There has, in fact, been talk of closing the philosophy class. "They don't think that it gets you ready for the real world." "What," says Tony, "like the packing shop does?" I'm a bit taken aback by the sudden vehemence in the room. "This is real rehabilitation, this is," says Ade. Is it? I'd always liked the idea of being a waste of time. But Ade is right, of course. Philosophy and history and all those subjects that the bureaucrats have referred to as "fluffy" ("Fluffy?" says John, "Fluffy? Cheeky bastards.") – what they do is make you feel secure. Most of my guys have never been offered any kind of cultural education, have no real idea of who they are, where they come from. No one has given them much in the way of a systematic understanding of, for example, history – and so they have only a sketchy idea of what is happening to them. They are a bit lost. Like most of their contemporaries, I guess. Then, in step the useless ones, wasting time.

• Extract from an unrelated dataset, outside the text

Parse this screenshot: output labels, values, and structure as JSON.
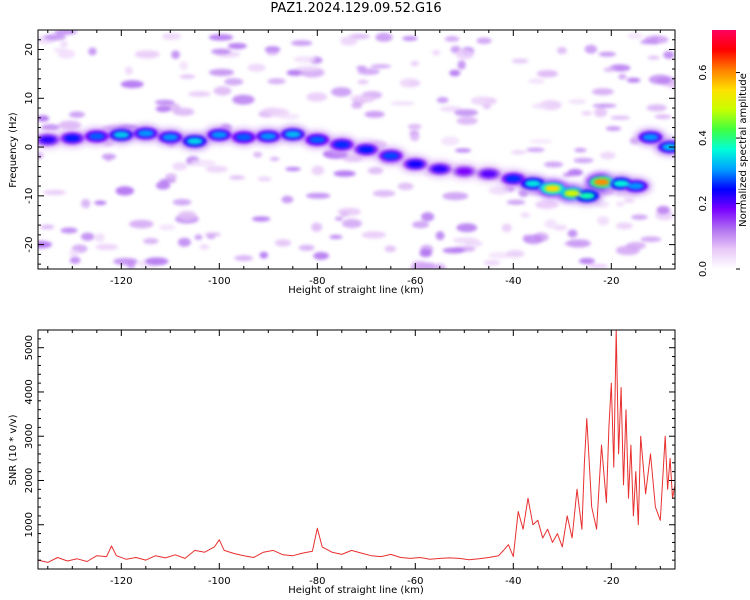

"It's like Michael Angelo," says Rhys. "He used to sit there just thinking about things. Not doing anything." "Yeah, he was," says John, "he was working." "From now on," says Ian, "that's what I'm going to tell people."

"They're not going to close us down are they, Al?" says Ade. And he sounds quite anxious. "No," I tell him. "Not with the power of the press behind us. I've told them that if they do, I shall denounce them in the Guardian: name the guilty men. They're running scared." Not that I suppose they are. My mother always used to say: "What can't think, can't feel."

"I want to live in a fluffy universe," says Tony. "I know you fuckin do," says Casey, "so let me set your tormented mind free."